In his time, there was a religious taboo on the dissection of corpses. Galen studied anatomy through skeletons exposed in flooded cemeteries, and while treating the wounds of gladiators. He was known for some rather gruesome anatomical demonstrations on animals, such as public vivisections of live Barbary macaques (monkeys) to demonstrate the function of nerves.
Galen is thought to have lived to age 80 – a long life in that time. What would be Galen’s “anti-aging” regime?
He advocated walking and moderate running.
He saw health benefits of a simple diet involving gruel (oat, wheat or rye flour, or rice, boiled in water or milk), raw honey, vegetables and fowl.
He suggests as suitable for the elderly, “yellow wines… always choose the thinnest in consistency.”
He was not a proponent of the strong purges and bloodletting of that time, but encouraged gentle massage for kidney and bladder problems.

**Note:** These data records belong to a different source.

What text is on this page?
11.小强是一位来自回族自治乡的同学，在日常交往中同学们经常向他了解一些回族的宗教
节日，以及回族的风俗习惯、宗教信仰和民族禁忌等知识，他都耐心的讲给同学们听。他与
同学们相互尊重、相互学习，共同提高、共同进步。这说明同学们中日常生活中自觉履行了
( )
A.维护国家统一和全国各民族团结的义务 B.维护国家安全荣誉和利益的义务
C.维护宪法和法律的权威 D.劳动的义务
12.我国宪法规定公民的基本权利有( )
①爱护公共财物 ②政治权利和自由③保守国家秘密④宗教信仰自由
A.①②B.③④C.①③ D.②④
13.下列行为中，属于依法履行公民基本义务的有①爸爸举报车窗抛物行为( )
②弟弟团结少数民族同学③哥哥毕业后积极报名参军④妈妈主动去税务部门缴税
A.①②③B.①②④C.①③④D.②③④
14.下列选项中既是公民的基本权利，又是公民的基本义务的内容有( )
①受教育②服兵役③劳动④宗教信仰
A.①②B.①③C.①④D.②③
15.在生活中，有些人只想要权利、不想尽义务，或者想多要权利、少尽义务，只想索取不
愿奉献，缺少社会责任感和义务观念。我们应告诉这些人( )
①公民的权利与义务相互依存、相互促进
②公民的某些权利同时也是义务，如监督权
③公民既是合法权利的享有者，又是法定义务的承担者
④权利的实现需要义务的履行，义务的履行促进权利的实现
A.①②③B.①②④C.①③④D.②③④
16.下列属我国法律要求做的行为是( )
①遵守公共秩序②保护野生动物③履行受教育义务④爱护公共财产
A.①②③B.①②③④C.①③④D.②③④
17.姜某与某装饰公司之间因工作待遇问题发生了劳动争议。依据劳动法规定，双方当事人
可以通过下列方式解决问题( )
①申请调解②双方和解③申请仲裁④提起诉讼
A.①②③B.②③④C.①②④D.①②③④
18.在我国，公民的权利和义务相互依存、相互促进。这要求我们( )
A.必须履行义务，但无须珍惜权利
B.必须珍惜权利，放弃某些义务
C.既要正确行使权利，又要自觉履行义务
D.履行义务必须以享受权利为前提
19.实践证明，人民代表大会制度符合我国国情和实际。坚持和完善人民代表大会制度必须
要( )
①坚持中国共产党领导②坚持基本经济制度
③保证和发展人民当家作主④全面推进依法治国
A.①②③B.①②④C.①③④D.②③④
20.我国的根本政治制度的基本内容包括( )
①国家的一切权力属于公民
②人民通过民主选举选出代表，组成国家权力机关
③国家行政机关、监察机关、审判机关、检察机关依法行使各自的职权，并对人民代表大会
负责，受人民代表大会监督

He would have appreciated the modern approach to preventative
Hygiene became part of the Western medical curriculum by 500 AD. His output was prodigious. He may have produced more work than any author in antiquity, rivaling Augustine of Hippo. In fact, his surviving texts represent nearly half of all the extant literature from ancient Greece.
It was said that Galen employed twenty scribes to write down his approximately 500 treatises, amounting to some 10 million words. About 3 million words survive today.